The aircraft was found to have crashed onto an ice floe in Norton Sound approximately 34 mi southeast of its destination at Nome.

== Response ==
The Nome Volunteer Fire Department conducted ground searches from Nome and White Mountain, but were limited in their ability to conduct air searches due to poor weather. The United States Coast Guard and Air Force assisted with rescue efforts, flying over the area in order to locate the aircraft. A C-130 Hercules was also dispatched by the Coast Guard from Elmendorf Air Force Base in Anchorage to search over Norton Sound. Several Bering Air planes also flew over the area. Alaska State Troopers also participated in the search.

Norton Sound Health Corporation, a local hospital in Nome, issued a statement saying it was "standing ready to respond to a community medical emergency."

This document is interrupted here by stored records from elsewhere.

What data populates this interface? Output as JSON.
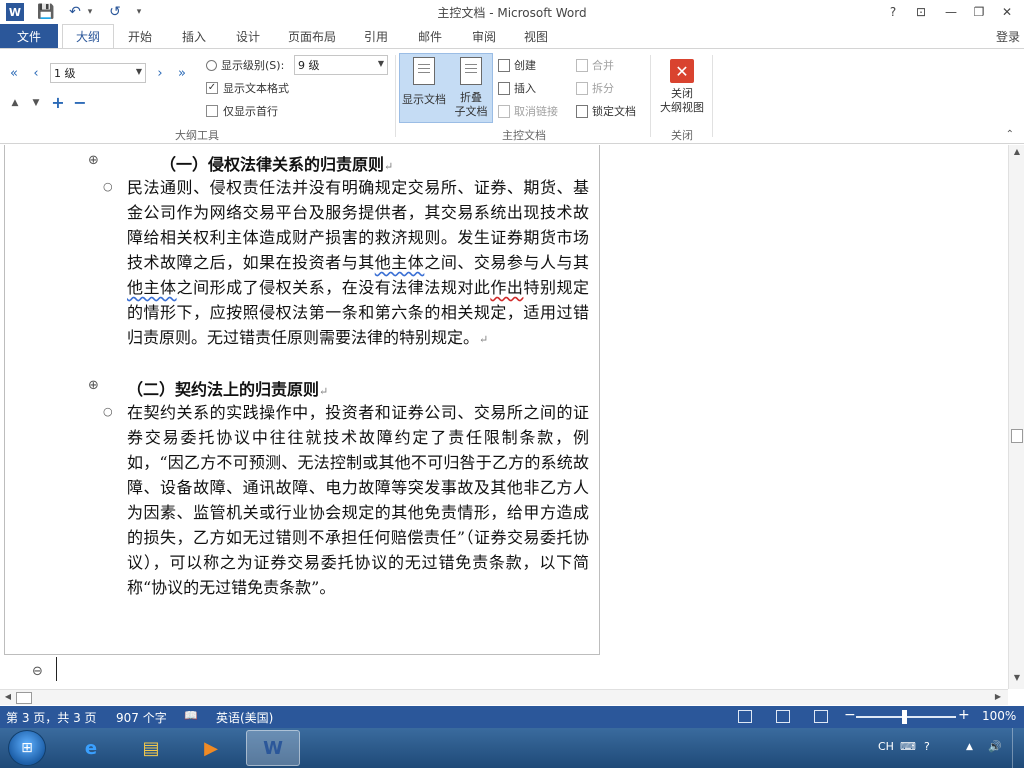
{
  "window": {
    "title": "主控文档 - Microsoft Word",
    "help": "?",
    "ribbon_display": "⊡",
    "minimize": "—",
    "restore": "❐",
    "close": "✕"
  },
  "quick_access": {
    "app_icon": "W",
    "save": "💾",
    "undo": "↶",
    "undo_dd": "▾",
    "redo": "↺",
    "customize": "▾"
  },
  "tabs": {
    "file": "文件",
    "items": [
      "大纲",
      "开始",
      "插入",
      "设计",
      "页面布局",
      "引用",
      "邮件",
      "审阅",
      "视图"
    ],
    "active": "大纲",
    "login": "登录"
  },
  "ribbon": {
    "outline_tools": {
      "label": "大纲工具",
      "promote_heading": "«",
      "promote": "‹",
      "level_value": "1 级",
      "demote": "›",
      "demote_body": "»",
      "move_up": "▲",
      "move_down": "▼",
      "expand": "+",
      "collapse": "−",
      "show_level_label": "显示级别(S):",
      "show_level_value": "9 级",
      "show_text_format": "显示文本格式",
      "show_text_format_checked": "✓",
      "show_first_line": "仅显示首行"
    },
    "master_document": {
      "label": "主控文档",
      "show_document": "显示文档",
      "collapse_line1": "折叠",
      "collapse_line2": "子文档",
      "create": "创建",
      "insert": "插入",
      "unlink": "取消链接",
      "merge": "合并",
      "split": "拆分",
      "lock": "锁定文档"
    },
    "close_group": {
      "label": "关闭",
      "close_icon": "✕",
      "close_line1": "关闭",
      "close_line2": "大纲视图"
    },
    "collapse_ribbon": "⌃"
  },
  "document": {
    "plus_symbol": "⊕",
    "body_symbol": "○",
    "minus_symbol": "⊖",
    "para_mark": "↵",
    "heading1": "（一）侵权法律关系的归责原则",
    "para1_parts": [
      "民法通则、侵权责任法并没有明确规定交易所、证券、期货、基金公司作为网络交易平台及服务提供者，其交易系统出现技术故障给相关权利主体造成财产损害的救济规则。发生证券期货市场技术故障之后，如果在投资者与其",
      "他主体",
      "之间、交易参与人与其",
      "他主体",
      "之间形成了侵权关系，在没有法律法规对此",
      "作出",
      "特别规定的情形下，应按照侵权法第一条和第六条的相关规定，适用过错归责原则。无过错责任原则需要法律的特别规定。"
    ],
    "heading2": "（二）契约法上的归责原则",
    "para2": "在契约关系的实践操作中，投资者和证券公司、交易所之间的证券交易委托协议中往往就技术故障约定了责任限制条款，例如，“因乙方不可预测、无法控制或其他不可归咎于乙方的系统故障、设备故障、通讯故障、电力故障等突发事故及其他非乙方人为因素、监管机关或行业协会规定的其他免责情形，给甲方造成的损失，乙方如无过错则不承担任何赔偿责任”（证券交易委托协议），可以称之为证券交易委托协议的无过错免责条款，以下简称“协议的无过错免责条款”。"
  },
  "scroll": {
    "up": "▲",
    "down": "▼",
    "left": "◀",
    "right": "▶"
  },
  "status": {
    "page": "第 3 页，共 3 页",
    "words": "907 个字",
    "proof_icon": "📖",
    "language": "英语(美国)",
    "zoom_minus": "−",
    "zoom_plus": "+",
    "zoom": "100%"
  },
  "taskbar": {
    "start": "⊞",
    "apps": [
      {
        "name": "internet-explorer",
        "glyph": "e",
        "color": "#3aa0ff"
      },
      {
        "name": "file-explorer",
        "glyph": "▤",
        "color": "#f2c94c"
      },
      {
        "name": "media-player",
        "glyph": "▶",
        "color": "#f08a24"
      },
      {
        "name": "word",
        "glyph": "W",
        "color": "#2b579a"
      }
    ],
    "tray": {
      "lang": "CH",
      "keyboard": "⌨",
      "help": "?",
      "arrow": "▲",
      "volume": "🔊"
    }
  }
}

The US Coast Guard of Alaska announced the end of the search on Twitter, upon discovering the plane's remains. It said that nobody survived the crash. Recovery of the bodies of the victims was completed by February 9. Retrieval operations were affected by warnings of an upcoming winter storm and the fact that the ice floe in which the aircraft crashed was moving at a rate of about 5 miles (8 kilometers) a day.

== Reactions ==
Alaskan Senator Lisa Murkowski expressed her prayers and condolences towards the families and friends of the passengers, those in Bering Air, and the community of Nome, in a post on Twitter. The Governor of Alaska Mike Dunleavy and Alaskan Junior Senator Dan Sullivan similarly expressed their condolences on Twitter.

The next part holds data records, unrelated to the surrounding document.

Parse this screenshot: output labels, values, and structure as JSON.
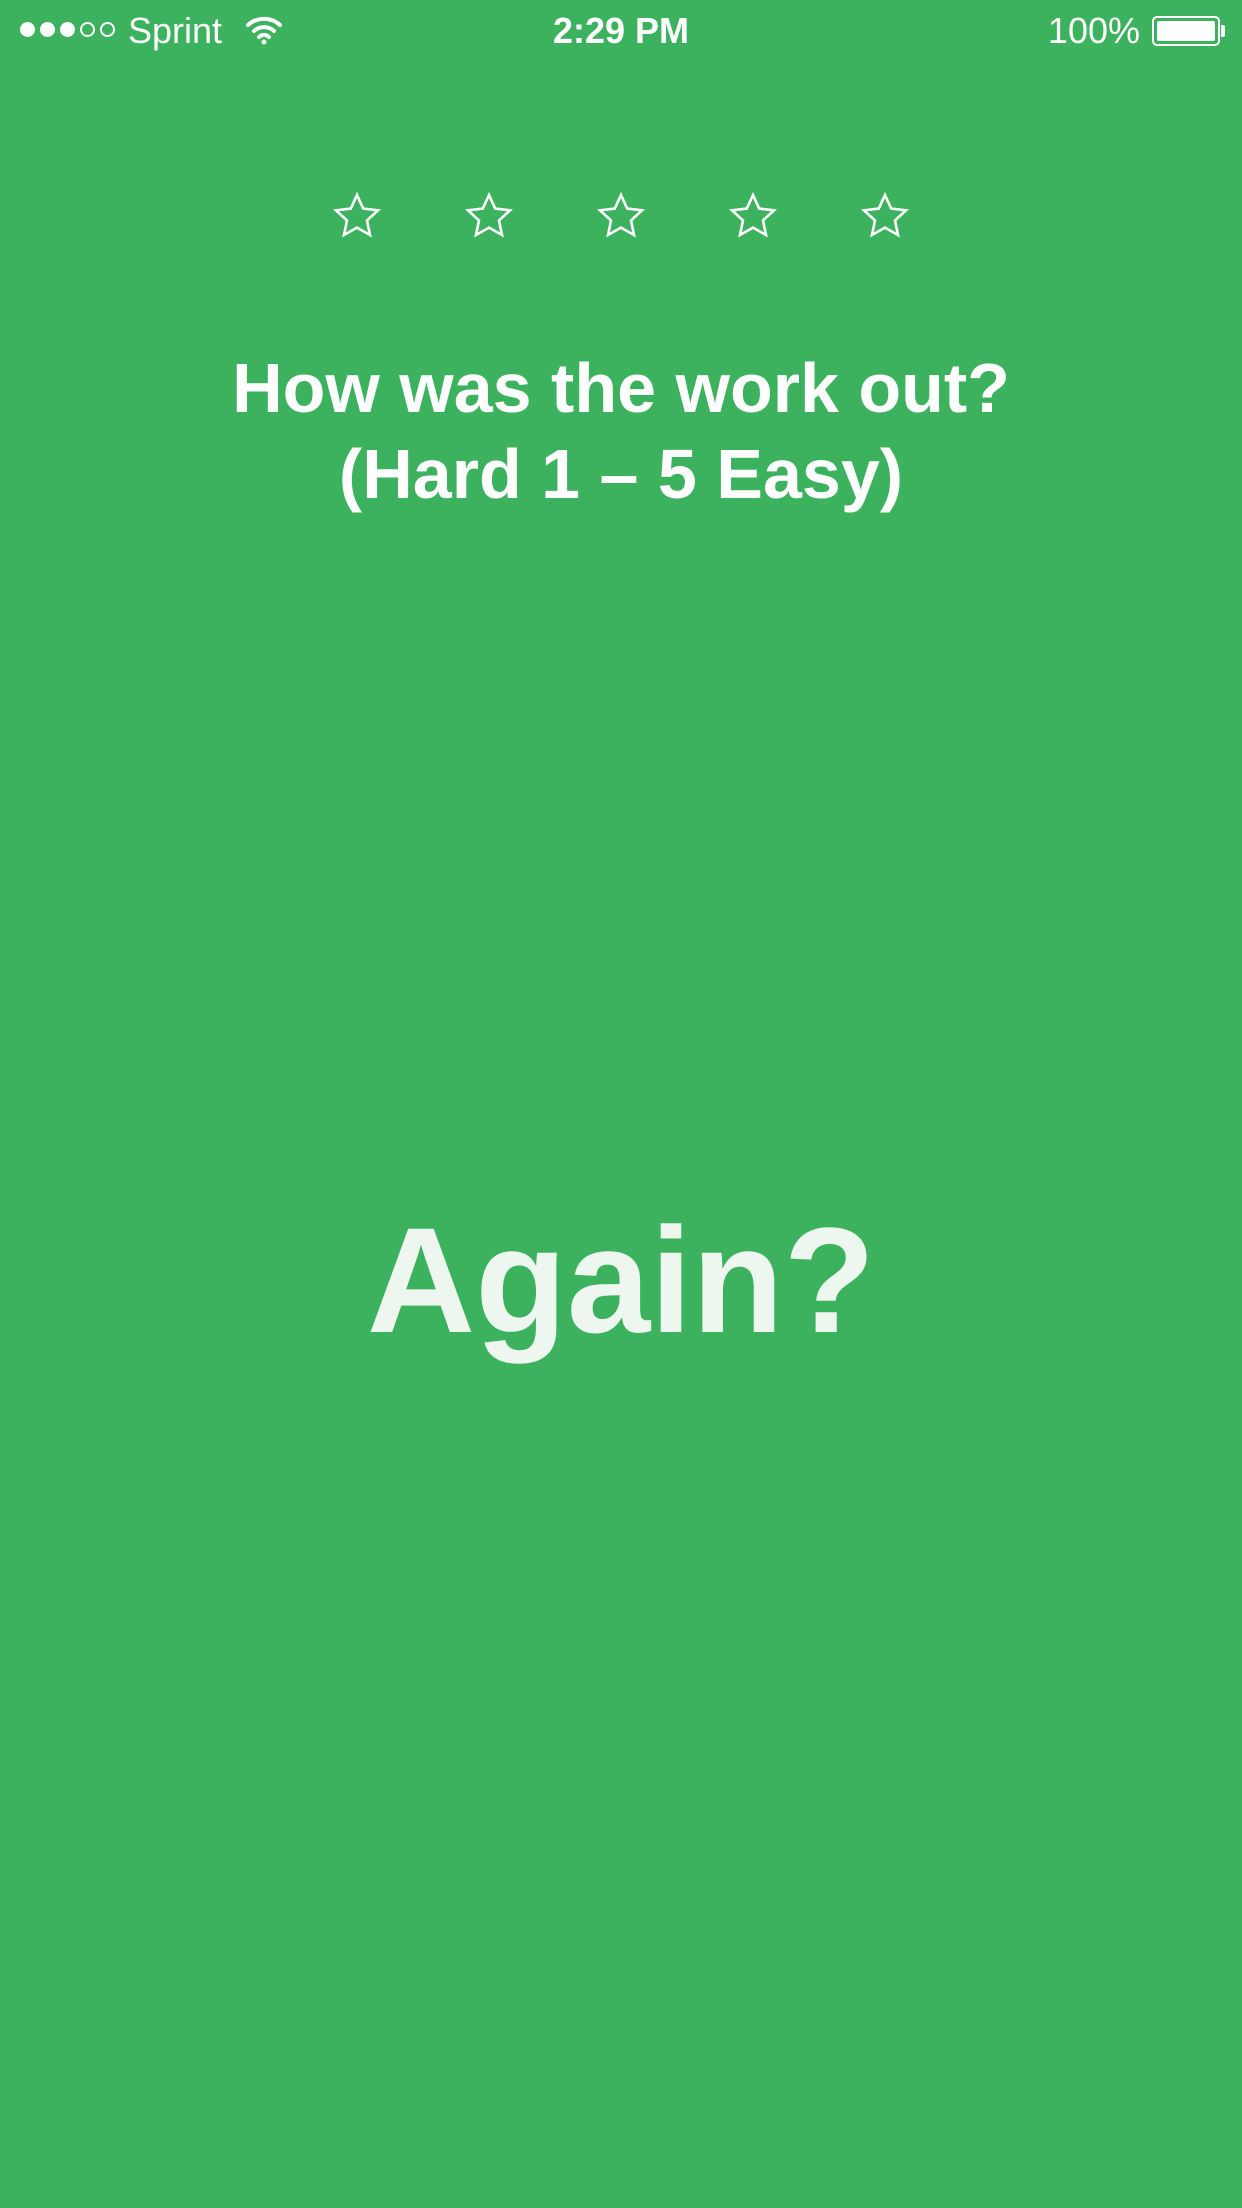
{
  "status_bar": {
    "signal_bars_filled": 3,
    "signal_bars_total": 5,
    "carrier": "Sprint",
    "wifi_icon": "wifi-icon",
    "time": "2:29 PM",
    "battery_percent": "100%",
    "battery_level": 1.0
  },
  "rating": {
    "stars_total": 5,
    "stars_selected": 0,
    "star_icon": "star-outline-icon"
  },
  "question": {
    "line1": "How was the work out?",
    "line2": "(Hard 1 – 5 Easy)"
  },
  "again_button": {
    "label": "Again?"
  },
  "colors": {
    "background": "#3db25e",
    "text": "#ffffff",
    "again_text": "#eef6f0"
  }
}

Members of both the Nome and Unalakleet communities expressed grief over the accident. Unalakleet's City Administrator, Kelsi Ivanoff, stated that the city is "No stranger to losing community members to plane wrecks", and as a result, the outcome of the incident, "Hits really close to home for our community.” Prayer vigils were held in Nome for the victims and search personnel on February 7.

Following the announcement of the plane crash on February 7, CEO Natasha Singh and Vice President David Beveridge of the Alaska Native Tribal Health Consortium made statements during a press conference to honor their workers who were identified as victims of the flight. Bering Air set up a dedicated phone line to assist relatives of the crash victims.

== Investigation ==
The National Transportation Safety Board (NTSB) announced that they would launch an investigation into the cause of the fatal crash. Clint Johnson, chief of the NTSB Alaska region, stated saying "We are very much in the preliminary stages of this investigation" at a news briefing, and that the agency was well-aware of the crash and have been monitoring developments. NTSB Chair Jennifer Homendy travelled to Alaska in the weekend following the crash and spoke with reporters at a press briefing in Anchorage.

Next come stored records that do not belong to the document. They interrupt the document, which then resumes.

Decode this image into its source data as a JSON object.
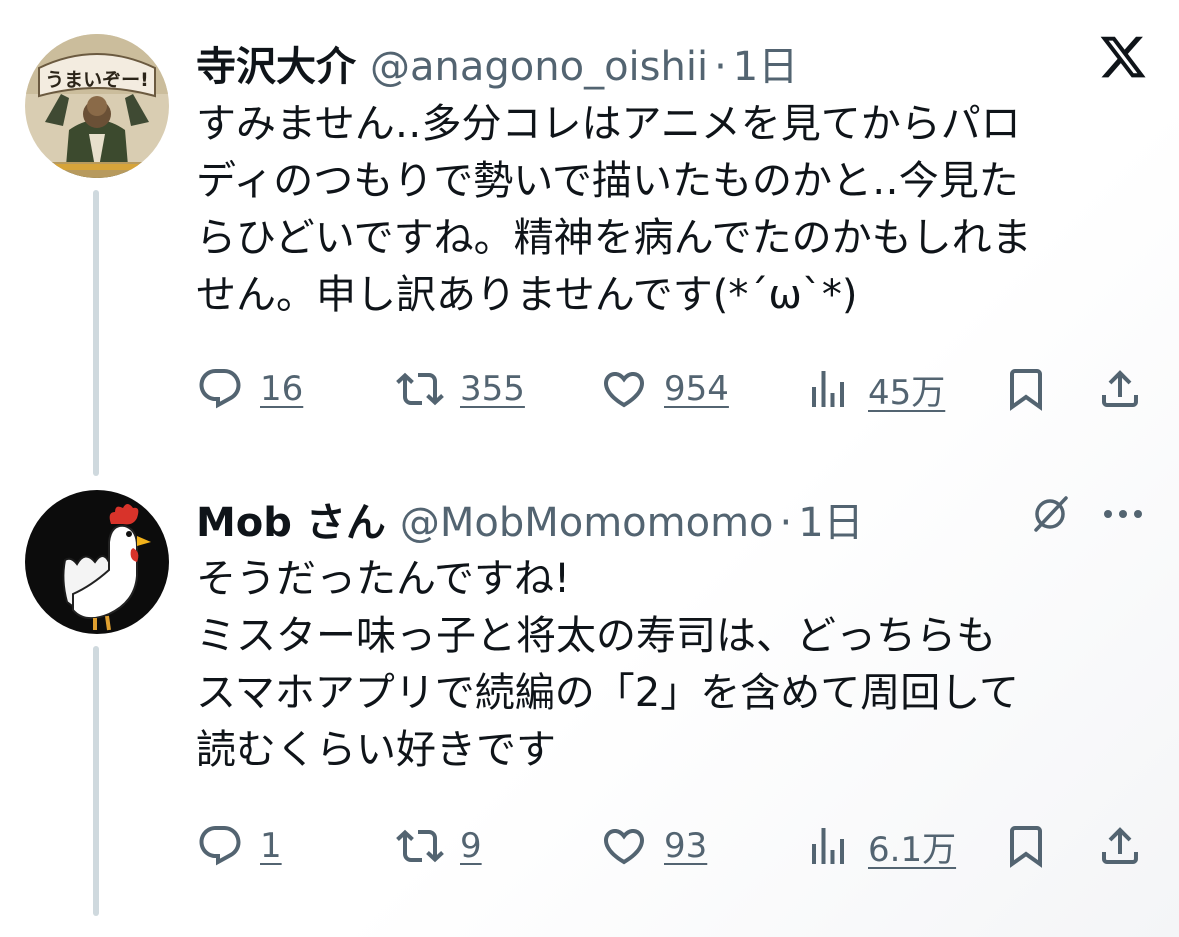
{
  "tweets": [
    {
      "author": {
        "name": "寺沢大介",
        "handle": "@anagono_oishii",
        "avatar_sign": "うまいぞー!"
      },
      "separator": "·",
      "time": "1日",
      "text": "すみません‥多分コレはアニメを見てからパロ\nディのつもりで勢いで描いたものかと‥今見た\nらひどいですね。精神を病んでたのかもしれま\nせん。申し訳ありませんです(*´ω`*)",
      "actions": {
        "reply_count": "16",
        "retweet_count": "355",
        "like_count": "954",
        "view_count": "45万"
      },
      "top_icon": "x-logo-icon"
    },
    {
      "author": {
        "name": "Mob さん",
        "handle": "@MobMomomomo"
      },
      "separator": "·",
      "time": "1日",
      "text": "そうだったんですね!\nミスター味っ子と将太の寿司は、どっちらも\nスマホアプリで続編の「2」を含めて周回して\n読むくらい好きです",
      "actions": {
        "reply_count": "1",
        "retweet_count": "9",
        "like_count": "93",
        "view_count": "6.1万"
      },
      "top_icons": [
        "grok-icon",
        "more-icon"
      ]
    }
  ],
  "colors": {
    "text": "#0f1419",
    "secondary": "#536471",
    "thread_line": "#cfd9de",
    "background": "#ffffff"
  }
}
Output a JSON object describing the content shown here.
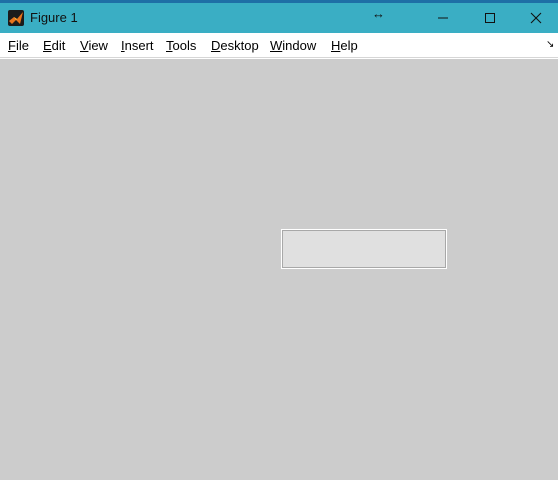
{
  "window": {
    "title": "Figure 1",
    "resize_glyph": "↔",
    "icons": {
      "app": "matlab-logo-icon",
      "minimize": "minimize-icon",
      "maximize": "maximize-icon",
      "close": "close-icon"
    },
    "colors": {
      "titlebar": "#3aaec4",
      "menubar": "#ffffff",
      "canvas": "#cccccc",
      "panel": "#e0e0e0"
    }
  },
  "menu": {
    "items": [
      {
        "acc": "F",
        "rest": "ile"
      },
      {
        "acc": "E",
        "rest": "dit"
      },
      {
        "acc": "V",
        "rest": "iew"
      },
      {
        "acc": "I",
        "rest": "nsert"
      },
      {
        "acc": "T",
        "rest": "ools"
      },
      {
        "acc": "D",
        "rest": "esktop"
      },
      {
        "acc": "W",
        "rest": "indow"
      },
      {
        "acc": "H",
        "rest": "elp"
      }
    ],
    "dock_glyph": "↘"
  }
}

A preliminary report released by the NTSB on March 19, 2025, revealed that the plane took off with a weight of 9,865 pounds (4,474 kg), which was 1,058 pounds (480 kg) over limit in icing conditions and more than 800 pounds (363 kg) over limit in regular conditions. The report also revealed that icing was discovered on the tail of the airplane.

The final report was released by NTSB on July 30, 2026 attributed the cause to poor pilot control and the plane being over 1000 lbs its rated maximum takeoff capacity for icing conditions. It also attributed the safety culture of Bering Air, which allowed for overloaded flights.